MAI-Voice-1 Powers New Scripted Audio Mode in Copilot Labs, Generating Audio in Under a Second

Mustafa Suleyman, CEO of Microsoft AI, recently announced the launch of a new "scripted mode" for audio generation within Copilot Labs, powered by the advanced MAI-Voice-1 model. This development aims to provide users with enhanced control over AI-generated speech, ensuring precise, verbatim output. The MAI-Voice-1 model is notable for its efficiency, capable of generating a minute of audio in less than one second on a single GPU.

The new scripted mode allows Copilot to read user input exactly as provided, offering a direct and accurate audio rendition. This contrasts with other available options, such as the "Emotive" mode, which adds dramatic flair, and the "Story" mode, designed to perform with multiple voices and characters for narrative purposes. These features are accessible through Copilot Labs, serving as a testing ground for cutting-edge AI functionalities.

"You asked, we shipped! Scripted mode just dropped for audio generation in Copilot Labs (c/o our new MAI-Voice-1 model)," Suleyman stated in his tweet, adding, "Scripted mode: reads your input verbatim. Emotive: riffs a bit for max drama. Story: performs multiple voices/characters. Try out all 3."

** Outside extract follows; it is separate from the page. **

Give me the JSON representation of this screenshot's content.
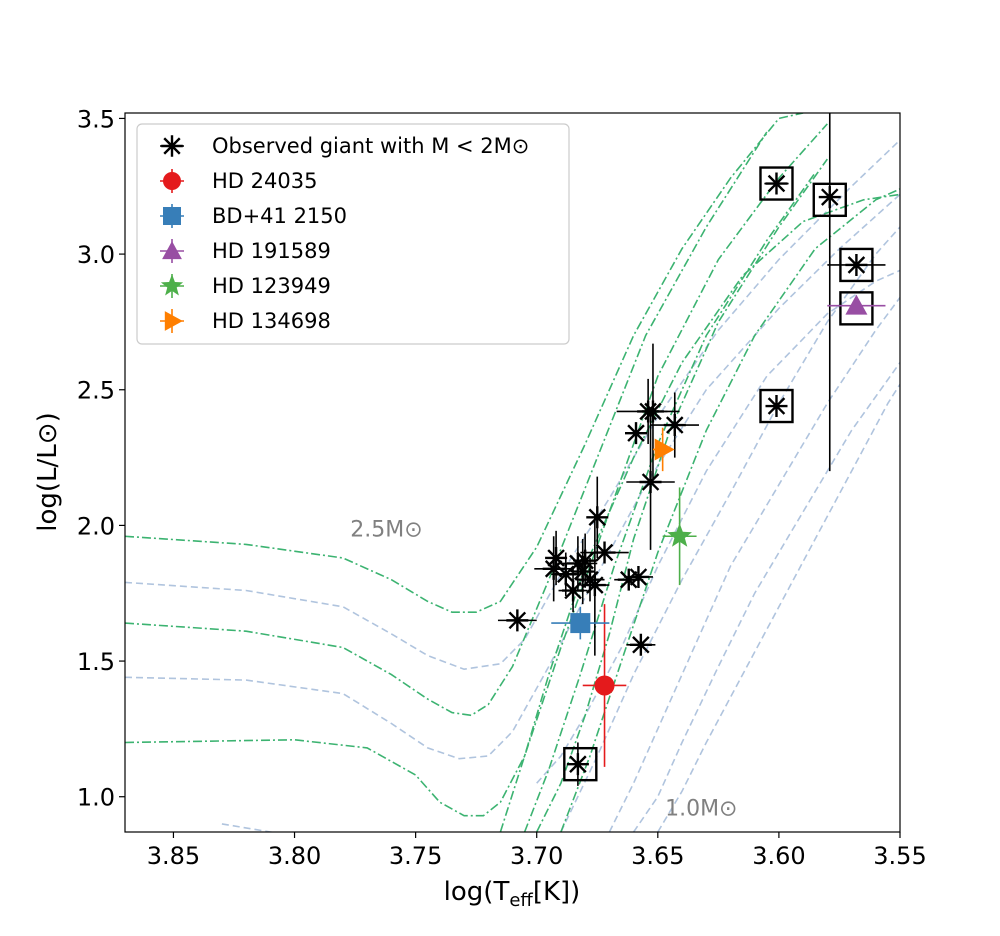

The introduction of MAI-Voice-1 and its integration into Copilot Labs is part of Microsoft's broader strategy to develop robust in-house AI models. Under Suleyman's leadership, Microsoft AI is focusing on creating consumer-centric AI solutions that enhance user experience and reduce reliance on external partners. MAI-Voice-1 is already being utilized in other Copilot features, including Copilot Daily and Podcasts, where it provides expressive and natural speech for news updates and discussions.

This move underscores Microsoft's commitment to advancing its AI capabilities independently, offering users more diverse and efficient tools for audio content creation. The rapid generation speed and varied expressive modes of MAI-Voice-1 position it as a significant step in the evolution of AI-powered voice technology within Microsoft's ecosystem.